Begünstigung von Personalratsmitgliedern durch zu hohe Eingruppierung

LAG Berlin-Brandenburg, Urteil v. 23.10.2019, 17 Sa 2297/18

Die Eingruppierung eines Mitarbeiters eines öffentlichen Arbeitgebers, der dort gleichzeitig Mitglied des Personalrats ist, kann korrigiert werden, wenn er in einer Entgeltgruppe eingruppiert ist, für die er nicht qualifiziert ist.
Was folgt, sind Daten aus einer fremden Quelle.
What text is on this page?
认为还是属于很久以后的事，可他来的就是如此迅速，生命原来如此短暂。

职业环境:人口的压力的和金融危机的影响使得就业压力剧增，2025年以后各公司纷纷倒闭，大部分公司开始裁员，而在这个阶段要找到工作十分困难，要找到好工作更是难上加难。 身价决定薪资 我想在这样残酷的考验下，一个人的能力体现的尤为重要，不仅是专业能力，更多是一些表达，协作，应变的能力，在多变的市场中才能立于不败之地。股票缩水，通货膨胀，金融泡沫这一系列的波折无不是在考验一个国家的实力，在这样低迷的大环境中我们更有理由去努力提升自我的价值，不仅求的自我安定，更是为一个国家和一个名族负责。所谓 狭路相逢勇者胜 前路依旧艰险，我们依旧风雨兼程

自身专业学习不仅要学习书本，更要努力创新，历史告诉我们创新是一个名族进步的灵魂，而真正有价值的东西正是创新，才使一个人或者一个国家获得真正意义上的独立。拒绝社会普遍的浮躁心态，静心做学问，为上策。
Andernfalls läge eine Begünstigung des Personalratsmitglieds vor.

Sachverhalt

Die Beklagte ist eine Anstalt des öffentlichen Rechts. Sie betreibt Abfallwirtschaft und Reinigung. Der Kläger, der bei dieser seit 1981 – zunächst als Kraftfahrer – tätig ist, wurde seit 1990 durchgehend als freigestelltes Mitglied in den Personalrat gewählt. Während seiner Freistellung erwarb er eine Zusatzqualifikation zum Personalfachkaufmann. Eingruppiert war der Kläger wie die meisten Kraftfahrer der Beklagten in die EG 6 TVöD. Nach Bewerbung auf eine Stelle als Betriebshofleiter teilte ihm der Personalvorstand mit, dass er im Hinblick auf eine Stelle als Leiter Verwaltung/Personal auf EG 14 TVöD aufgebaut werden könne, was der Kläger auch annahm. Seit dem Jahr 2012 gewährte die Beklagte dem Kläger eine entsprechende Vergütung nach EG 14 TVöD. Nach einem Wechsel im Vorstand wurde dem Kläger Mitte 2017 jedoch mitgeteilt, dass die Eingruppierung in die EG 14 TVöD gegen das gesetzliche Verbot verstoße, Personalräte aufgrund ihres Amtes zu bevorteilen, sodass er künftig nach EG 6 TVöD vergütet werden würde.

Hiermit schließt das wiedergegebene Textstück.